Brandon answered with a sad little smile from the midst of his reverie. “It is really not so much the doubt as the certainty of it that troubles me.” Then, starting to his feet: “If I thought she had lied to me; if I thought she could wantonly lead me on to suffer so for her, I would kill her, so help me God.”
“Do not think that. Whatever her faults, and she has enough, there is no man on earth for her but you. Her love has come to her through a struggle against it because it was her master. That is the strongest and best, in fact the only, love; worth all the self-made passions in the world.”
“Yes, I believe it. I know she has faults; even my partiality cannot blind me to them, but she is as pure and chaste as a child, and as gentle, strong and true as—as—a woman. I can put it no stronger. She has these, her redeeming virtues, along with her beauty, from her plebeian grandmother, Elizabeth Woodville, who, with them, won a royal husband and elevated herself to the throne beside the chivalrous Edward. This sweet plebeian heritage bubbles up in the heart of Mary, and will not down, but neutralizes the royal poison in her veins and makes a goddess of her.” Then with a sigh: “But if her faults were a thousand times as many, and if each fault were a thousand times as great, her beauty would atone for all. Such beauty as hers can afford to have faults. Look at Helen and Cleopatra, and Agnes Sorel. Did their faults make them less attractive? Beauty covereth more sins than charity—and maketh more grief than pestilence.”
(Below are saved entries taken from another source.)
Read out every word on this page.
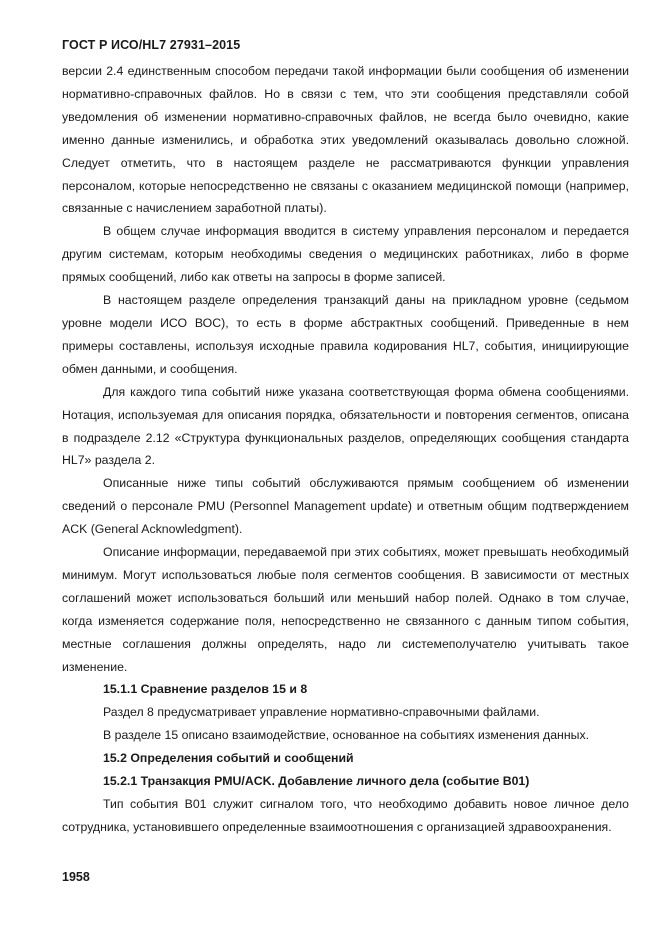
ГОСТ Р ИСО/HL7 27931–2015

версии 2.4 единственным способом передачи такой информации были сообщения об изменении нормативно-справочных файлов. Но в связи с тем, что эти сообщения представляли собой уведомления об изменении нормативно-справочных файлов, не всегда было очевидно, какие именно данные изменились, и обработка этих уведомлений оказывалась довольно сложной. Следует отметить, что в настоящем разделе не рассматриваются функции управления персоналом, которые непосредственно не связаны с оказанием медицинской помощи (например, связанные с начислением заработной платы).

В общем случае информация вводится в систему управления персоналом и передается другим системам, которым необходимы сведения о медицинских работниках, либо в форме прямых сообщений, либо как ответы на запросы в форме записей.

В настоящем разделе определения транзакций даны на прикладном уровне (седьмом уровне модели ИСО ВОС), то есть в форме абстрактных сообщений. Приведенные в нем примеры составлены, используя исходные правила кодирования HL7, события, инициирующие обмен данными, и сообщения.

Для каждого типа событий ниже указана соответствующая форма обмена сообщениями. Нотация, используемая для описания порядка, обязательности и повторения сегментов, описана в подразделе 2.12 «Структура функциональных разделов, определяющих сообщения стандарта HL7» раздела 2.

Описанные ниже типы событий обслуживаются прямым сообщением об изменении сведений о персонале PMU (Personnel Management update) и ответным общим подтверждением ACK (General Acknowledgment).

Описание информации, передаваемой при этих событиях, может превышать необходимый минимум. Могут использоваться любые поля сегментов сообщения. В зависимости от местных соглашений может использоваться больший или меньший набор полей. Однако в том случае, когда изменяется содержание поля, непосредственно не связанного с данным типом события, местные соглашения должны определять, надо ли системеполучателю учитывать такое изменение.

15.1.1 Сравнение разделов 15 и 8

Раздел 8 предусматривает управление нормативно-справочными файлами.

В разделе 15 описано взаимодействие, основанное на событиях изменения данных.

15.2 Определения событий и сообщений

15.2.1 Транзакция PMU/ACK. Добавление личного дела (событие B01)

Тип события B01 служит сигналом того, что необходимо добавить новое личное дело сотрудника, установившего определенные взаимоотношения с организацией здравоохранения.

1958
The last clause was evidently an afterthought.
After his month in Newgate with the hangman’s noose about his neck all because of Mary’s cruel neglect, I wondered if her beauty would so easily atone for her faults. I may as well tell you that he changed his mind concerning this particular doctrine of atonement.
CHAPTER XI
Louis XII a Suitor
As soon as I could leave Brandon, I had intended to go down to Windsor and give vent to my indignation toward the girls, but the more I thought about it, the surer I felt there had, somehow, been a mistake. I could not bring myself to believe that Mary had deliberately permitted matters to go to such an extreme when it was in her power to prevent it. She might have neglected her duty for a day or two, but, sooner or later, her good impulses always came to her rescue, and, with Jane by her side to urge her on, I was almost sure she would have liberated Brandon long ago—barring a blunder of some sort.
So I did not go to Windsor until a week after Brandon’s release, when the king asked me to go down with him, Wolsey and de Longueville, the French ambassador-special, for the purpose of officially offering to Mary the hand of Louis XII, and the honor of becoming queen of France.
The princess had known of the projected arrangement for many weeks, but had no thought of the present forward condition of affairs, or she would have brought her energies to bear upon Henry long before. She could not bring herself to believe that her brother would really force her into such wretchedness, and possibly he would never have done so, much as he desired it from the standpoint of personal ambition, had it not been for the petty excuse of that fatal trip to Grouche’s.